Other Supportive Therapies
Blood Glucose Control
Providers should monitor blood glucose frequently after cardiac arrest and should treat hyperglycemia with insulin but avoid hypoglycemia.
Prophylactic Antiarrhythmic Therapy
Giving prophylactic antiarrhythmics to patients who have survived cardiac arrest, irrespective of etiology, can neither be recommended nor rejected. It may be reasonable, however, to continue an infusion of an antiarrhythmic drug that successfully restored a stable rhythm during resuscitation.
Prognostication
Prognostication During Cardiac Arrest
Predictive Value of Neurologic Examination
Relying on the neurologic exam during cardiac arrest to predict outcome is not recommended and should not be used.

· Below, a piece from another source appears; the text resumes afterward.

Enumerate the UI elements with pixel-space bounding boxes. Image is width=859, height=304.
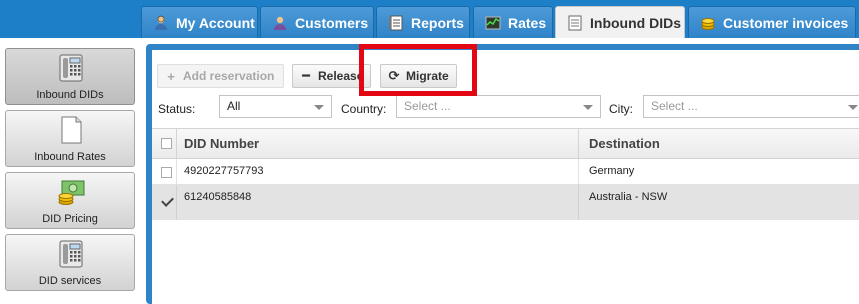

Prognostication After Resuscitation
Predictive Value of Neuron-Specific Enolase (NSE) and Protein S-100b
No laboratory analyses (NSE, S-100b, base deficit, glucose, or soluble P-selectin) provide reliable prediction of the outcome after cardiac arrest.
Somatosensory-Evoked Potential
Median nerve somatosensory-evoked potentials measured 72 hours after cardiac arrest can be used to predict a fatal outcome in patients with hypoxic-anoxic coma.
Electroencephalogram (EEG)
The use of the EEG performed a minimum of 24 to 48 hours after a cardiac arrest can help define the prognosis in patients with grade I, IV, and V EEGs.